James, yang kebetulan lewat di sekitar ruang olahraga, mendengar suara langkah kaki yang lemah. Ia berhenti dan menatap ke dalam. Matanya langsung menangkap sosok Luca yang sedang duduk terbungkuk di pojok ruangan. Wajahnya pucat dan tubuhnya gemetar.
“Bukankah kau Luca, teman Sam?” James mendekat, terkejut melihat kondisi pria itu. “Apa yang terjadi?” tanyanya cemas.
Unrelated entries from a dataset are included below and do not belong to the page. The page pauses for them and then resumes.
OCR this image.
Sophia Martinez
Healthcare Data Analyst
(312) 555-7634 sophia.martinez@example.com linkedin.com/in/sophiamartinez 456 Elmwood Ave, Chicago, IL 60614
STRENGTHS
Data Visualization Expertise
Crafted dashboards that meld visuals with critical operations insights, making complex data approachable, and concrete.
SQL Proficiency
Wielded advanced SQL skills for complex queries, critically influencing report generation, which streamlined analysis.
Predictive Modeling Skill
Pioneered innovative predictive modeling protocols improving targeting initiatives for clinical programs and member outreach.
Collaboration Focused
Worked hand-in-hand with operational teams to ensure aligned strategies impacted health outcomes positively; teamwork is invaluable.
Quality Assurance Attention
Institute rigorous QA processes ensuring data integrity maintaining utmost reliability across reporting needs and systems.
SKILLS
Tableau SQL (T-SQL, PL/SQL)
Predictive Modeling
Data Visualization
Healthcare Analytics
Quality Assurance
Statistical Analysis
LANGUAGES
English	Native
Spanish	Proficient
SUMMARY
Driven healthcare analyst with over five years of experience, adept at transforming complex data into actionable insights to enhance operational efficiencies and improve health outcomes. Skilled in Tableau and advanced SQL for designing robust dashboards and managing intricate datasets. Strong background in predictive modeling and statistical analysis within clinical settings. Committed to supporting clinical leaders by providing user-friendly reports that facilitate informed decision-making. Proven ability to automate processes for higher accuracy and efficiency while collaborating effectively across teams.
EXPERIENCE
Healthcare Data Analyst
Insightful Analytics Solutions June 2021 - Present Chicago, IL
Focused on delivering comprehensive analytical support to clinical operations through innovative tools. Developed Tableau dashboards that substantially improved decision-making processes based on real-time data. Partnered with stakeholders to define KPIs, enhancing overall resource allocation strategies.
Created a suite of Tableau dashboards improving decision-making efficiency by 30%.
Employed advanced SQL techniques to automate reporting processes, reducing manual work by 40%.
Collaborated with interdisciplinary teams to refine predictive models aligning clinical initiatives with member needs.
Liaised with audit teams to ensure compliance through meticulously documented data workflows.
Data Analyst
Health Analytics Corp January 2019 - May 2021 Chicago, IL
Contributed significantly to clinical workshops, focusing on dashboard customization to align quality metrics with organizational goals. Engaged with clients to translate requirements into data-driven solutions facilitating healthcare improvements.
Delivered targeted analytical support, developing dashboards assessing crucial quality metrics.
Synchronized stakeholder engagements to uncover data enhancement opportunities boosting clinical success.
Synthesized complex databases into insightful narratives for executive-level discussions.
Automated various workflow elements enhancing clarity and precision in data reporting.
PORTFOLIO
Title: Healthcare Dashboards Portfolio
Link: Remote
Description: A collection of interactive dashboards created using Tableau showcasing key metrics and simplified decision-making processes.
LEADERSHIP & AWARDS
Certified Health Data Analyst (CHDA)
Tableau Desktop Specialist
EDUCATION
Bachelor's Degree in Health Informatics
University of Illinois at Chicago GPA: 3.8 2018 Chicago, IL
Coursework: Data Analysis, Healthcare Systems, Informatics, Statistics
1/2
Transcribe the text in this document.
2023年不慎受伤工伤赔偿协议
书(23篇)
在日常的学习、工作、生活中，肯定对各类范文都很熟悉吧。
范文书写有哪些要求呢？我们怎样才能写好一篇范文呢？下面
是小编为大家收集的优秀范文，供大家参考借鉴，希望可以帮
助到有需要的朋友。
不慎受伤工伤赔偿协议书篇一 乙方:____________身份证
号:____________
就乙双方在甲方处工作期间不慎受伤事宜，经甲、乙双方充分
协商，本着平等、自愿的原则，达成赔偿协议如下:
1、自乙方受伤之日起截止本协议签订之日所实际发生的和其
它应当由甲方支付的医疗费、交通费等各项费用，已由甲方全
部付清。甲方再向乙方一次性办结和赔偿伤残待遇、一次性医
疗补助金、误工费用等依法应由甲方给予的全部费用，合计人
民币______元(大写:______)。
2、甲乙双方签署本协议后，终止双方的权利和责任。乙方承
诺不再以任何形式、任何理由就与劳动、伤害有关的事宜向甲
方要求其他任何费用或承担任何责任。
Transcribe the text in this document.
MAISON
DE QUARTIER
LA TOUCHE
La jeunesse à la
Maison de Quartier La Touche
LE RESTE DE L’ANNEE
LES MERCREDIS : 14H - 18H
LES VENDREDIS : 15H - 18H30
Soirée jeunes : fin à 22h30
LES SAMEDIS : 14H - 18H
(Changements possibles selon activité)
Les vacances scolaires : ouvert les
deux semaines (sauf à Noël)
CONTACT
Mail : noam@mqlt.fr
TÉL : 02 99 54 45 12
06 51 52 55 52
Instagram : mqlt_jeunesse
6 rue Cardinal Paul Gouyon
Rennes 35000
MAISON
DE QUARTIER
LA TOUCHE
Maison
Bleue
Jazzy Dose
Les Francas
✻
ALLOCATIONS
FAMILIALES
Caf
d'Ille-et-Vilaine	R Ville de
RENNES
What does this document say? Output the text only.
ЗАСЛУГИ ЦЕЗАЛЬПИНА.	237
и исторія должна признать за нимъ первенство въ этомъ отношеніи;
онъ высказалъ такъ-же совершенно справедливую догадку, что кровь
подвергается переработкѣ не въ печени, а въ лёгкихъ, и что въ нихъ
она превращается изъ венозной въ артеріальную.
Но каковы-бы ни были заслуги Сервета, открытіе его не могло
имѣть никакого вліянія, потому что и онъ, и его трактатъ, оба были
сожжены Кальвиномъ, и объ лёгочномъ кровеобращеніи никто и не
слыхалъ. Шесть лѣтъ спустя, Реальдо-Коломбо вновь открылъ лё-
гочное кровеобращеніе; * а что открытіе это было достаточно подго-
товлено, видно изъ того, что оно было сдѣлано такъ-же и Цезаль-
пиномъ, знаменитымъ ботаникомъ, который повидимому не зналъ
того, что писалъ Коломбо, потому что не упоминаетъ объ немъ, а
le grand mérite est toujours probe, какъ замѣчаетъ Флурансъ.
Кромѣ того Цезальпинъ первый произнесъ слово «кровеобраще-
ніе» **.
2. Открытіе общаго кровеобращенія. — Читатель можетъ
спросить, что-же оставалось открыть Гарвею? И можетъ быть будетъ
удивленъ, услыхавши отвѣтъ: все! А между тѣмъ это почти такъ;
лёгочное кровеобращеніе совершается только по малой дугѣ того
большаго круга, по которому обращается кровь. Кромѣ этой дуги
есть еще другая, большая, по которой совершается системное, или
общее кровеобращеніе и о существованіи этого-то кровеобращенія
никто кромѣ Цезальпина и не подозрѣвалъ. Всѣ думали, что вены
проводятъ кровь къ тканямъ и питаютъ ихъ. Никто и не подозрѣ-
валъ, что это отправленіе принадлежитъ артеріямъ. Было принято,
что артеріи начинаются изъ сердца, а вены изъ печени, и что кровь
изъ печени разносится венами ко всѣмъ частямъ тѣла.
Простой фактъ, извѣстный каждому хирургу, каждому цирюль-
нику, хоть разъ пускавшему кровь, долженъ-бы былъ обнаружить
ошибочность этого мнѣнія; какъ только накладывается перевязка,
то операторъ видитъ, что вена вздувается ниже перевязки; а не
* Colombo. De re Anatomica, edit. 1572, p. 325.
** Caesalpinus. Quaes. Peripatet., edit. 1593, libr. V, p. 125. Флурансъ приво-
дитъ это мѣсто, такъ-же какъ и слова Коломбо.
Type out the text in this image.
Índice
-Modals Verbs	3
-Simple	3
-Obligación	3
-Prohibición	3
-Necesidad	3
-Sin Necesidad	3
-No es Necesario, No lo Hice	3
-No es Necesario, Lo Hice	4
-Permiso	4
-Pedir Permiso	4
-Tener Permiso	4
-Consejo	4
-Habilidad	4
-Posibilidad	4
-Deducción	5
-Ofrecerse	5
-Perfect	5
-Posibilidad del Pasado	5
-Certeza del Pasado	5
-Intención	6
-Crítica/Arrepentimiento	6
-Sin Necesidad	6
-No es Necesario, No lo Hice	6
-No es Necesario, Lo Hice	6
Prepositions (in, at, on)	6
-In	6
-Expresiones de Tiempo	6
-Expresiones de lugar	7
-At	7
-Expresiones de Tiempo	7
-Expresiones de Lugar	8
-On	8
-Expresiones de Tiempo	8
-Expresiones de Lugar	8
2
Luca tidak bisa berkata apa-apa, hanya menunduk, tampak sangat lemah.
James menyadari bahwa ada sesuatu yang tidak beres. Dengan cepat, ia meraih ponselnya dan menghubungi Samuel. “Sam, datang ke sini sekarang dan jangan tanya apapun.” katanya dengan suara panik.
Samuel merasa tidak biasa untuk seorang James sampai menghubunginya, tanpa bertanya apapun sesuai instruksinya, Samuel menuju ke lokasi yang dimintai James.
Tak lama kemudian, Samuel tiba di ruang olahraga. "Ada apa?" tanyanya datar.
"Liat tuh" James menunjuk kearah pojok dengan menggunakan dagunya.
"Hey, dia kenapa?" Samuel berlari ke arahnya dan refleks meraba keningnya. Luca hanya bisa menunduk.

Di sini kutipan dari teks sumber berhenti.